Was ist das Ziel einer rechtlichen Betreuung?

Die Bestellung einer rechtlichen Betreuerin oder eines rechtlichen Betreuers soll die rechtliche Vertretung eines Betreuten verbessern. In welchen Bereichen die/der Betreute die Hilfe benötigt, bestimmt das Gericht (z.B. Vermögenssorge, Gesundheitsfürsorge, Aufenthaltsbestimmung, .).

Entsprechend den festgelegten Aufgabenkreisen

  • verwaltet die/der rechtliche Betreuer/in zum Beispiel das Geld und erledigt die Bankgeschäfte
  • organisiert notwendige ambulante Hilfen
  • sucht eine geeignete Wohnung oder einen Platz in einem Pflege- oder Wohnheim
  • kümmert sich um geeignete ärztliche Versorgung
  • organisiert die Haushaltsauflösung
  • stellt Anträge bei Rententrägern, Versicherungen, Kommunen, usw. ..


Alle Angelegenheiten sollen möglichst den Wünschen der/des Betreuten entsprechen und unter Berücksichtigung ihres/seines Lebenskonzepts geregelt werden.

Das setzt voraus, dass die Betreuerin bzw. der Betreuer sich intensiv mit den Wünschen und Plänen, aber auch mit den Möglichkeiten und Fähigkeiten der/des Betreuten beschäftigt, damit die individuell richtigen Entscheidungen getroffen werden können.

Durch die rechtliche Betreuung verbleibt der/dem Betreuten ein möglichst großer Raum für Selbstbestimmung und Verwirklichung des eigenen Lebenskonzepts trotz Krankheit und Behinderung.

Im Idealfall bilden Betreuer/in und Betreute/r ein eingespieltes Team. Die/der Betreute nutzt die Kompetenz ihres/seines Betreuers für die Organisation eines Lebens nach den eigenen Vorstellungen.

Aufhebung einer rechtlichen Betreuung

Je nach Behinderung oder Krankheit der/des Betreuten ist es denkbar, dass die Betreuung nur notwendig wird, weil eine Lebenskrise nicht ohne Hilfe gemeistert werden kann.

Zum Beispiel fehlen bei Menschen mit geistiger Behinderung öfters die für die Ablösung vom Elternhaus notwendigen Kompetenzen. Mit entsprechendem Training und Unterstützung ambulanter Dienste kann die/der Betreute diese nach einiger Zeit möglicherweise selbst entwickeln.

In diesen Fällen wird die Betreuung wieder aufgehoben, sobald die Notwendigkeit nicht mehr besteht.

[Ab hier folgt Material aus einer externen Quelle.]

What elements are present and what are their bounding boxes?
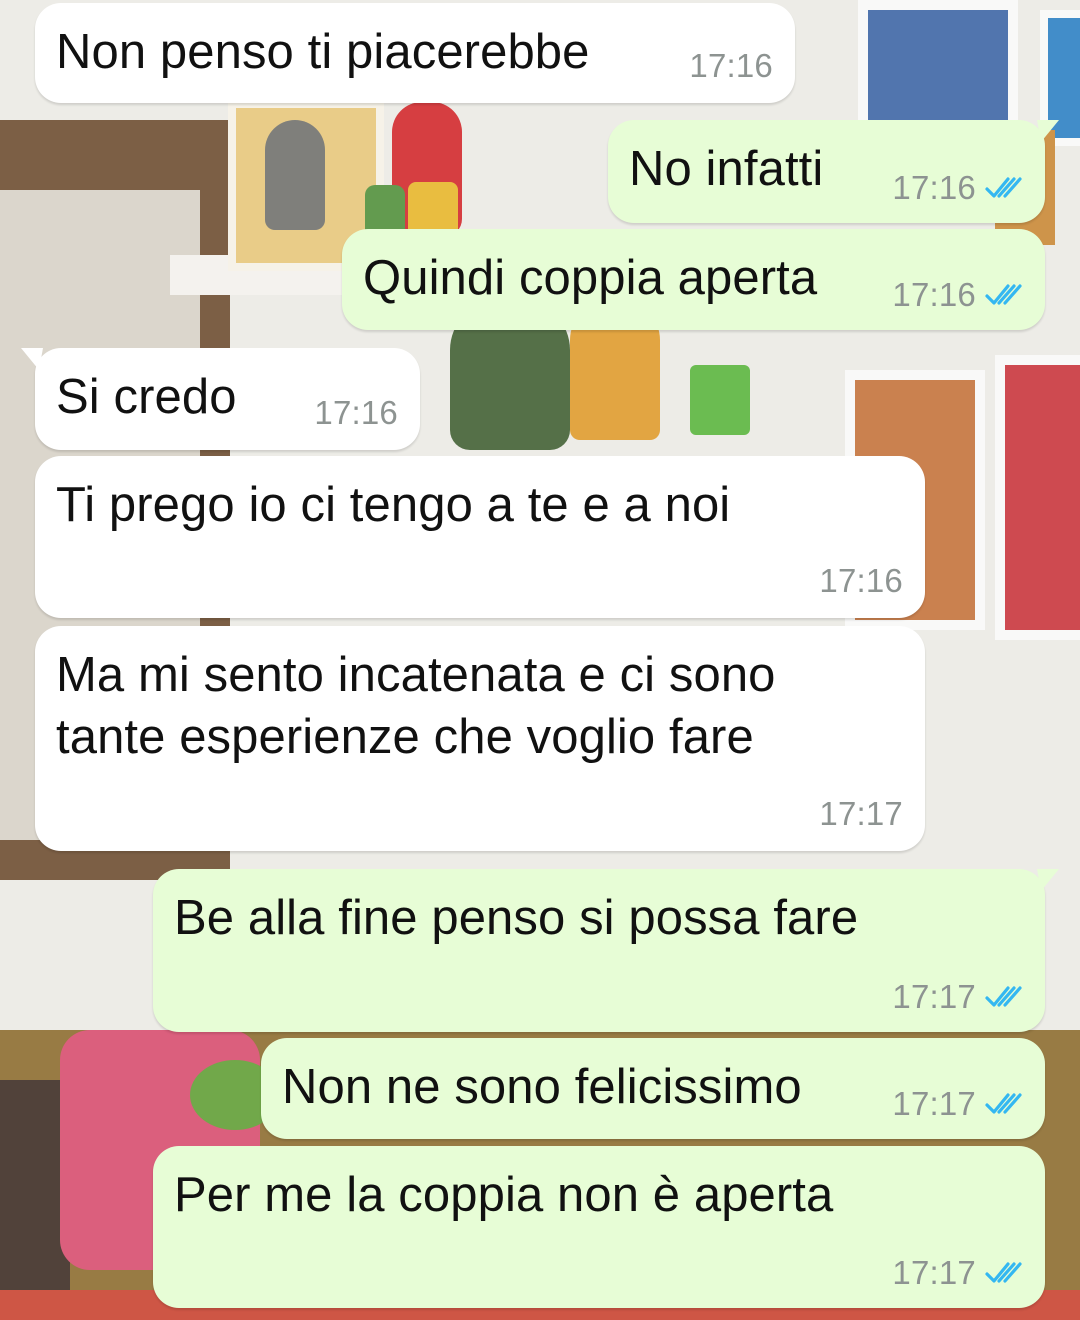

Beratung im Vorfeld der Einrichtung einer rechtlichen Betreuung

Wenn Ihnen bekannt ist, dass jemand aufgrund einer Krankheit oder Behinderung seine Interessen nicht richtig vertreten oder seine Angelegenheiten nicht regeln kann, können sie sich an uns oder an die Mitarbeiterinnen der Betreuungsstelle der Kreisverwaltung Recklinghausen wenden.

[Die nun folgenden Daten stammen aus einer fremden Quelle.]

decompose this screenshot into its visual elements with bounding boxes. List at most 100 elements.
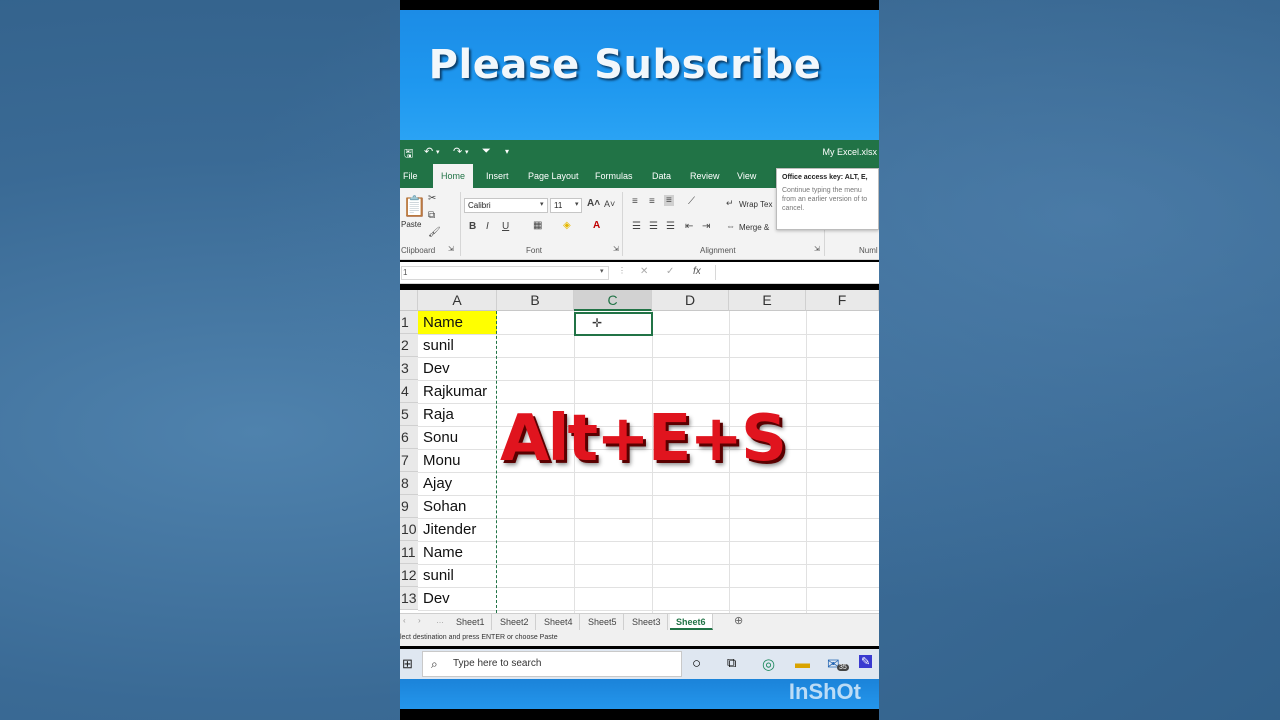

Wir informieren und beraten Sie über die Vor- und Nachteile einer rechtlichen Betreuung sowie alternative Handlungsmöglichkeiten, z.B. durch die Ausstellung einer Vorsorgevollmacht. Bereits vorhandene Vorsorgevollmachten prüfen wir auf ihre Eignung.

Sollte in der Beratung deutlich werden, dass die Einrichtung einer rechtlichen Betreuung das geeignete "Mittel" ist, sind wir bereit, bei der Antragstellung und den weiteren Schritten zu helfen.

Bei Bedarf führen wir auch Gespräche mit der/dem Betroffenen und Angehörigen und informieren auch diese über eine rechtliche Betreuung sowie das gerichtliche Verfahren.

Ehrenamtliche (wie z.B. Angehörige, Nachbarn, Freunde..), die dann zur/zum rechtlichen Betreuer/in bestellt werden, unterstützen und beraten wir gerne.